Alle betalingen die rechtstreeks voortvloeien uit of worden gedaan in verband met i) monetairebeleidstransacties; ii) de verevening van het eurogedeelte van in vreemde valuta luidende transacties waarbij het Eurosysteem is betrokken, en iii) de verevening van salderingssystemen voor grote grensoverschrijdende betalingen in euro, gebeuren via TARGET. Andere betalingen kunnen eveneens via TARGET worden verricht.

2.

Een nationaal RTGS-systeem en het ECB-betalingsmechanisme verwerken een betalingsopdracht uitsluitend wanneer op de rekening die de verzendende deelnemer bij de verzendende NCB/ECB aanhoudt voldoende middelen staan, hetzij in de vorm van direct opvraagbare reeds op de rekening gecrediteerde middelen, hetzij middels intraday opvraging van reserves die worden aangehouden om aan reserveverplichtingen te voldoen of middels intraday-krediet dat door de NCB/ECB overeenkomstig artikel 3, onder f), aan de deelnemer wordt verleend.

3.

De RTGS-voorschriften en de ECB-betalingsmechanisme voorschriften vermelden vanaf wanneer een betalingsopdracht onherroepelijk wordt. Dit is ten laatste het moment waarop de RTGS-rekening, die de verzendende deelnemer bij de verzendende NCB/ECB aanhoudt, voor het desbetreffende bedrag wordt gedebiteerd. Wanneer een nationaal RTGS-systeem voorafgaande aan de debitering van de RTGS-rekening de procedure voor het blokkeren van banktegoeden toepast, is de opdracht onherroepelijk vanaf het moment dat de blokkering plaatsvindt.

f)   Intraday-krediet

1.

Afhankelijk van de bepalingen van dit richtsnoer zal elke NCB kredietinstellingen die onder toezicht staan, als bedoeld in artikel 3, onder a), en die aan het nationale RTGS-systeem van de desbetreffende NCB deelnemen, intraday-krediet verstrekken, mits bedoelde kredietinstelling als tegenpartij kan optreden bij een monetairebeleidstransactie van het Eurosysteem en toegang heeft tot de marginale beleningsfaciliteit, behalve indien de toegang van een dergelijke kredietinstelling tot intraday-krediet is opgeschort, hangende de in dit richtsnoer bepaalde procedures. Op voorwaarde dat het intraday-krediet slechts tot de betreffende dag beperkt blijft en geen verlenging tot de volgende ochtend mogelijk is, kan intraday-krediet ook worden verstrekt aan:

i)

de financiële afdelingen als bedoeld in artikel 3, onder a), punt 1, onder i);

ii)

instellingen, behorend tot de overheidssector ex artikel 3, onder a), punt 1, onder ii);

iii)

beleggingsondernemingen als bedoeld in artikel 3, onder a), punt 1, onder iii), mits bedoelde beleggingsonderneming middels schriftelijk bewijs afdoende aantoont dat:

a)

de onderneming met een tegenpartij inzake het monetaire beleid van het Eurosysteem een formele overeenkomst is aangegaan ter dekking van een eventuele debetpositie aan het einde van de betreffende dag; of

b)

de toegang tot intraday-krediet beperkt is tot beleggingsondernemingen die een rekening aanhouden bij een centrale effectenbewaarnemer en de beleggingsonderneming in kwestie onderworpen is aan een liquiditeitstermijn of het intraday-krediet gelimiteerd is.

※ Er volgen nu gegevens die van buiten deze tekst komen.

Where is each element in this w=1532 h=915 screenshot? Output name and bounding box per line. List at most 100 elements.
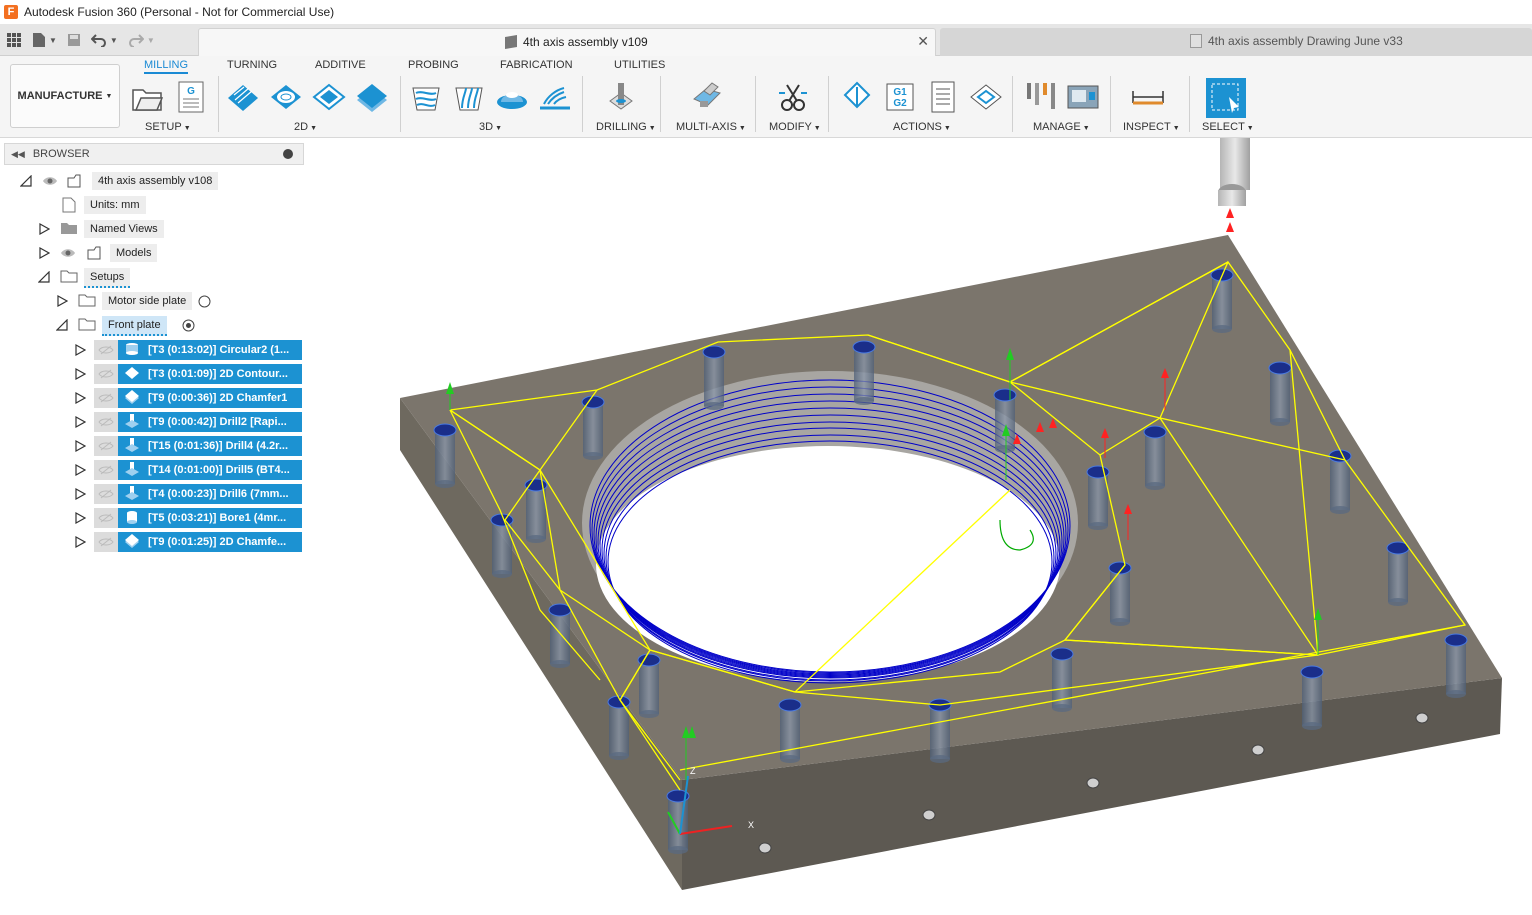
collapsed-triangle-icon[interactable] <box>38 247 50 259</box>
tree-row-models[interactable]: Models <box>0 242 300 264</box>
operation-item[interactable]: [T15 (0:01:36)] Drill4 (4.2r... <box>94 436 302 456</box>
new-setup-icon[interactable] <box>130 80 164 114</box>
group-actions[interactable]: ACTIONS ▼ <box>893 121 951 133</box>
operation-item[interactable]: [T3 (0:01:09)] 2D Contour... <box>94 364 302 384</box>
operation-row[interactable]: [T5 (0:03:21)] Bore1 (4mr... <box>0 507 304 529</box>
scissors-modify-icon[interactable] <box>776 80 810 114</box>
operation-item[interactable]: [T4 (0:00:23)] Drill6 (7mm... <box>94 484 302 504</box>
operation-item[interactable]: [T9 (0:00:42)] Drill2 [Rapi... <box>94 412 302 432</box>
close-tab-icon[interactable]: ✕ <box>917 33 929 50</box>
hidden-eye-icon[interactable] <box>94 388 118 408</box>
tab-turning[interactable]: TURNING <box>227 59 277 71</box>
operation-item[interactable]: [T9 (0:00:36)] 2D Chamfer1 <box>94 388 302 408</box>
post-process-icon[interactable]: G1 G2 <box>883 80 917 114</box>
redo-icon[interactable]: ▼ <box>128 33 155 47</box>
tool-library-icon[interactable] <box>1024 80 1058 114</box>
drill-icon[interactable] <box>604 80 638 114</box>
setup-sheet-icon[interactable] <box>926 80 960 114</box>
3d-scallop-icon[interactable] <box>538 80 572 114</box>
simulate-icon[interactable] <box>840 80 874 114</box>
collapse-panel-icon[interactable]: ◀◀ <box>11 149 25 160</box>
file-menu-icon[interactable]: ▼ <box>32 32 57 48</box>
tree-row-root[interactable]: 4th axis assembly v108 <box>0 170 300 192</box>
active-document-tab[interactable]: 4th axis assembly v109 ✕ <box>198 28 936 56</box>
group-manage[interactable]: MANAGE ▼ <box>1033 121 1090 133</box>
hidden-eye-icon[interactable] <box>94 412 118 432</box>
group-3d[interactable]: 3D ▼ <box>479 121 502 133</box>
collapsed-triangle-icon[interactable] <box>74 368 86 380</box>
active-setup-radio-icon[interactable] <box>182 319 195 332</box>
operation-item[interactable]: [T3 (0:13:02)] Circular2 (1... <box>94 340 302 360</box>
operation-row[interactable]: [T9 (0:00:36)] 2D Chamfer1 <box>0 387 304 409</box>
tab-fabrication[interactable]: FABRICATION <box>500 59 573 71</box>
collapsed-triangle-icon[interactable] <box>74 488 86 500</box>
expanded-triangle-icon[interactable] <box>20 175 32 187</box>
3d-pocket-icon[interactable] <box>452 80 486 114</box>
pin-panel-icon[interactable] <box>283 149 293 159</box>
browser-header[interactable]: ◀◀ BROWSER <box>4 143 304 165</box>
tab-utilities[interactable]: UTILITIES <box>614 59 665 71</box>
group-modify[interactable]: MODIFY ▼ <box>769 121 821 133</box>
operation-row[interactable]: [T3 (0:13:02)] Circular2 (1... <box>0 339 304 361</box>
hidden-eye-icon[interactable] <box>94 460 118 480</box>
multi-axis-swarf-icon[interactable] <box>690 80 724 114</box>
inactive-setup-radio-icon[interactable] <box>198 295 211 308</box>
workspace-switcher-button[interactable]: MANUFACTURE ▼ <box>10 64 120 128</box>
hidden-eye-icon[interactable] <box>94 532 118 552</box>
tree-row-setup-front-plate[interactable]: Front plate <box>0 314 300 336</box>
select-tool-button[interactable] <box>1206 78 1246 118</box>
generate-toolpath-icon[interactable] <box>969 80 1003 114</box>
face-icon[interactable] <box>312 80 346 114</box>
collapsed-triangle-icon[interactable] <box>56 295 68 307</box>
operation-item[interactable]: [T14 (0:01:00)] Drill5 (BT4... <box>94 460 302 480</box>
hidden-eye-icon[interactable] <box>94 508 118 528</box>
operation-row[interactable]: [T3 (0:01:09)] 2D Contour... <box>0 363 304 385</box>
2d-adaptive-icon[interactable] <box>226 80 260 114</box>
collapsed-triangle-icon[interactable] <box>74 440 86 452</box>
tree-row-setups[interactable]: Setups <box>0 266 300 288</box>
collapsed-triangle-icon[interactable] <box>74 392 86 404</box>
group-multi-axis[interactable]: MULTI-AXIS ▼ <box>676 121 746 133</box>
operation-row[interactable]: [T9 (0:01:25)] 2D Chamfe... <box>0 531 304 553</box>
measure-icon[interactable] <box>1131 80 1165 114</box>
operation-row[interactable]: [T9 (0:00:42)] Drill2 [Rapi... <box>0 411 304 433</box>
collapsed-triangle-icon[interactable] <box>74 344 86 356</box>
hidden-eye-icon[interactable] <box>94 340 118 360</box>
expanded-triangle-icon[interactable] <box>56 319 68 331</box>
tab-probing[interactable]: PROBING <box>408 59 459 71</box>
3d-viewport-canvas[interactable]: X Z <box>304 138 1532 915</box>
tab-additive[interactable]: ADDITIVE <box>315 59 366 71</box>
machine-library-icon[interactable] <box>1066 80 1100 114</box>
3d-steep-shallow-icon[interactable] <box>495 80 529 114</box>
collapsed-triangle-icon[interactable] <box>74 512 86 524</box>
visibility-eye-icon[interactable] <box>60 247 76 259</box>
collapsed-triangle-icon[interactable] <box>74 464 86 476</box>
hidden-eye-icon[interactable] <box>94 484 118 504</box>
tree-row-setup-motor-side-plate[interactable]: Motor side plate <box>0 290 300 312</box>
group-select[interactable]: SELECT ▼ <box>1202 121 1254 133</box>
save-icon[interactable] <box>67 33 81 47</box>
3d-adaptive-icon[interactable] <box>409 80 443 114</box>
collapsed-triangle-icon[interactable] <box>74 536 86 548</box>
operation-row[interactable]: [T4 (0:00:23)] Drill6 (7mm... <box>0 483 304 505</box>
group-setup[interactable]: SETUP ▼ <box>145 121 191 133</box>
inactive-document-tab[interactable]: 4th axis assembly Drawing June v33 <box>940 28 1532 56</box>
operation-item[interactable]: [T9 (0:01:25)] 2D Chamfe... <box>94 532 302 552</box>
collapsed-triangle-icon[interactable] <box>38 223 50 235</box>
2d-contour-icon[interactable] <box>355 80 389 114</box>
tree-row-units[interactable]: Units: mm <box>0 194 300 216</box>
operation-row[interactable]: [T14 (0:01:00)] Drill5 (BT4... <box>0 459 304 481</box>
nc-program-icon[interactable]: G <box>174 80 208 114</box>
2d-pocket-icon[interactable] <box>269 80 303 114</box>
tab-milling[interactable]: MILLING <box>144 59 189 74</box>
data-panel-grid-icon[interactable] <box>6 32 22 48</box>
operation-item[interactable]: [T5 (0:03:21)] Bore1 (4mr... <box>94 508 302 528</box>
visibility-eye-icon[interactable] <box>42 175 58 187</box>
operation-row[interactable]: [T15 (0:01:36)] Drill4 (4.2r... <box>0 435 304 457</box>
hidden-eye-icon[interactable] <box>94 364 118 384</box>
tree-row-named-views[interactable]: Named Views <box>0 218 300 240</box>
group-drilling[interactable]: DRILLING ▼ <box>596 121 656 133</box>
expanded-triangle-icon[interactable] <box>38 271 50 283</box>
hidden-eye-icon[interactable] <box>94 436 118 456</box>
group-2d[interactable]: 2D ▼ <box>294 121 317 133</box>
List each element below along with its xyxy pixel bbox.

Wanneer een beleggingsonderneming het intraday-krediet om wat voor reden dan ook niet op tijd kan aflossen, wordt deze onderneming een boete opgelegd in overeenstemming met hetgeen volgt. Als de beleggingsonderneming op het moment van sluiting van TARGET voor het eerst in een periode van twaalf maanden een debetsaldo op haar RTGS-rekening heeft, geldt het volgende: de betreffende NCB legt de deelnemer onverwijld een boete op van 5 procentpunt boven de marginale beleningsrente, toegepast op het debetsaldo. Als de beleggingsonderneming bij herhaling in een debetpositie verkeert, zal de boeterente steeds wanneer deze overtreding in bedoelde periode van twaalf maanden plaatsvindt met een additionele 2,5 procentpunt worden verhoogd;

iv)

onder toezicht staande kredietinstellingen, als bedoeld in artikel 3, onder a), punt 1, die niet als tegenpartij kunnen optreden bij een monetairebeleidstransactie van het Eurosysteem en/of geen toegang hebben tot de marginale beleningsfaciliteit. Alle boetebepalingen voor beleggingsondernemingen zoals neergelegd in artikel 3, onder f), punt 1, onder iii), zijn gelijkelijk op bedoelde kredietinstellingen van toepassing wanneer deze om enigerlei reden hun intraday-krediet niet op tijd kunnen aflossen;

v)

organisaties die clearing en settlement diensten verlenen en onder toezicht staan van een bevoegde instantie, mits de regelingen voor het verstrekken van intraday-krediet aan dergelijke instellingen vooraf aan de Raad van bestuur van de ECB ter goedkeuring zijn voorgelegd.

2.

Elke NCB verstrekt intraday-krediet middels NCB intraday-overdisponering tegen onderpand en/of intraday-repo’s met NCB’s, in overeenstemming met onderstaande criteria en aanvullende gemeenschappelijke basiskenmerken die de Raad van bestuur van de ECB van tijd tot tijd kan vaststellen.

3.

Voor intraday-krediet moet voldoende onderpand worden verstrekt. De activa en instrumenten die in onderpand kunnen worden gegeven, zijn dezelfde activa en instrumenten die voor monetairebeleidstransacties beleend kunnen worden en zijn onderworpen aan dezelfde regels betreffende waardebepaling en risicobeheersing. Met uitzondering van de financiële afdelingen en instellingen, behorend tot de overheidssector, als bedoeld in respectievelijk artikel 3, onder a), punt 1, onder i) en ii), accepteert een NCB geen schuldinstrumenten als onderliggende activa die zijn uitgegeven of gegarandeerd door de deelnemer of een andere entiteit waarmee de tegenpartij nauwe banden onderhoudt, zoals gedefinieerd in de Algemene documentatie betreffende monetairebeleidsinstrumenten en -procedures van het Eurosysteem en zoals toegepast voor monetairebeleidstransacties.

4.

De Raad van bestuur van de ECB kan de in artikel 3, onder a), punt 1, onder i), bedoelde financiële afdelingen op voorstel van de betreffende NCB vrijstellen van de in artikel 3, onder f), punt 3, neergelegde verplichting tot het stellen van onderpand voor intraday-krediet.

5.

Op intraday-krediet dat overeenkomstig artikel 3, onder f), wordt verstrekt, wordt geen rente berekend.

6.

Intraday-krediet wordt niet aan deelnemers op afstand verstrekt.

7.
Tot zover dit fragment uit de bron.